Continuiamo così fino a raggiungere il bosco, qui il terreno si fa più ripido, consulto la mappa sul garmin per cercare di individuare il sentiero. Oramai piove forte e siamo bagnati dalla testa ai piedi, scendiamo per la vallata attraversando sempre verso ovest, guadagno ancora qualche torrente ingrossato dal temporale, dopo non poca fatica raggiungiamo il sentiero nei pressi dei pascoli della corte nuova.

A questo punto tiriamo un sospiro di sollievo, incredibilmente abbiamo raggiunto il sentiero senza quasi dover risalire e senza rimanere bloccati da ostacoli naturali, quali precipizi, cascate e quant’altro…

Certo la corsa ci ha permesso di perdere 1100 metri di quota in meno di un’ora e mezza  però le nostre gambe ne risentono e la strada del ritorno è ancora lunga. Iniziamo quindi a precorrere il sentiero che porta a fondovalle, al primo bivio ci fermiamo per mangiare una barretta e bere un po’ d’acqua, Daniel la sua l’ha già finita e ci mancano ancora 8 km.

Fradici ma… contenti

Dopo una decina di minuti, ci rimettiamo in marcia, fradici ma contenti, il sole sta cominciando a farsi vedere di nuovo.
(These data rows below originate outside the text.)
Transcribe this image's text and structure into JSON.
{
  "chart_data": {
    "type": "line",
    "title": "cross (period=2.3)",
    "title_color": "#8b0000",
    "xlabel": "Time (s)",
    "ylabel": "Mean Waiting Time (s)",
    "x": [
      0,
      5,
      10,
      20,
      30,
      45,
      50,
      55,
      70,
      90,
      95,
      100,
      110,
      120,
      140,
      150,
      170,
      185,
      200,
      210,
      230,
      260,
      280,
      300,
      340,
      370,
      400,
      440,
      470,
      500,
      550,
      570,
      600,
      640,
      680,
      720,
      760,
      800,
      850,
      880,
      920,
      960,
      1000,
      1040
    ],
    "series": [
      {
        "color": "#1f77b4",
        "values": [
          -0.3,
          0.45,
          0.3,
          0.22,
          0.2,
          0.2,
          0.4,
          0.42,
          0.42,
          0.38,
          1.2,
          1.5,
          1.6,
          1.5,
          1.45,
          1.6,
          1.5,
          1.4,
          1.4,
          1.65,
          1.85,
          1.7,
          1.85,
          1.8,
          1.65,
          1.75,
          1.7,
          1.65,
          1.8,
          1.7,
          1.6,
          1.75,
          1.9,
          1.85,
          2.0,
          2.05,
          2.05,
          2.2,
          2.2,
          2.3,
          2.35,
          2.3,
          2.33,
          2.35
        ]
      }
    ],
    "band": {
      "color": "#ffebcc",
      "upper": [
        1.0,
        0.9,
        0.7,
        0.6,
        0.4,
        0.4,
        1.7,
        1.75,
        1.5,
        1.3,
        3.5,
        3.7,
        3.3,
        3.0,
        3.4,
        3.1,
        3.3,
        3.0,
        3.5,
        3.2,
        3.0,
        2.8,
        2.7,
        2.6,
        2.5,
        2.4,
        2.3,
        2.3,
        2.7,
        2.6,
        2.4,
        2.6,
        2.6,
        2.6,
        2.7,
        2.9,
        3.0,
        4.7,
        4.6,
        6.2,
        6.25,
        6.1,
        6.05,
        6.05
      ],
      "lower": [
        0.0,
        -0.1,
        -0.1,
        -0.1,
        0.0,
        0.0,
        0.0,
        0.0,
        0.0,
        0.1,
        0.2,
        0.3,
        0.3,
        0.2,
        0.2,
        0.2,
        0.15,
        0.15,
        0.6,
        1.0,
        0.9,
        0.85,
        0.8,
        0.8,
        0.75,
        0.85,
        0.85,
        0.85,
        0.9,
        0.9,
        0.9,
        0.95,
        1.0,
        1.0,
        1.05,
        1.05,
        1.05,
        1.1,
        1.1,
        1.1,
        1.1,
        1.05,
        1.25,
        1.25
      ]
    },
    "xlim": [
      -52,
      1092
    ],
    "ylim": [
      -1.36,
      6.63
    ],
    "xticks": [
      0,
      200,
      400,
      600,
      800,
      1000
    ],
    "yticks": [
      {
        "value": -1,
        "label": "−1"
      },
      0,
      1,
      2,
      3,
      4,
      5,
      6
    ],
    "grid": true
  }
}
Una volta arrivati a fondovalle, precorriamo il letto del fiume per alcuni chilometri attraversandolo un paio di volte fino all’ultimo attraversamento di esso, questo punto l’ho sempre chiamato “garette”, una volta era attraversabile anche in macchina ma le forti piogge degli ultimi anni hanno spazzato via gran parte del passaggio; quindi, ci tocca guadare anche questo torrente.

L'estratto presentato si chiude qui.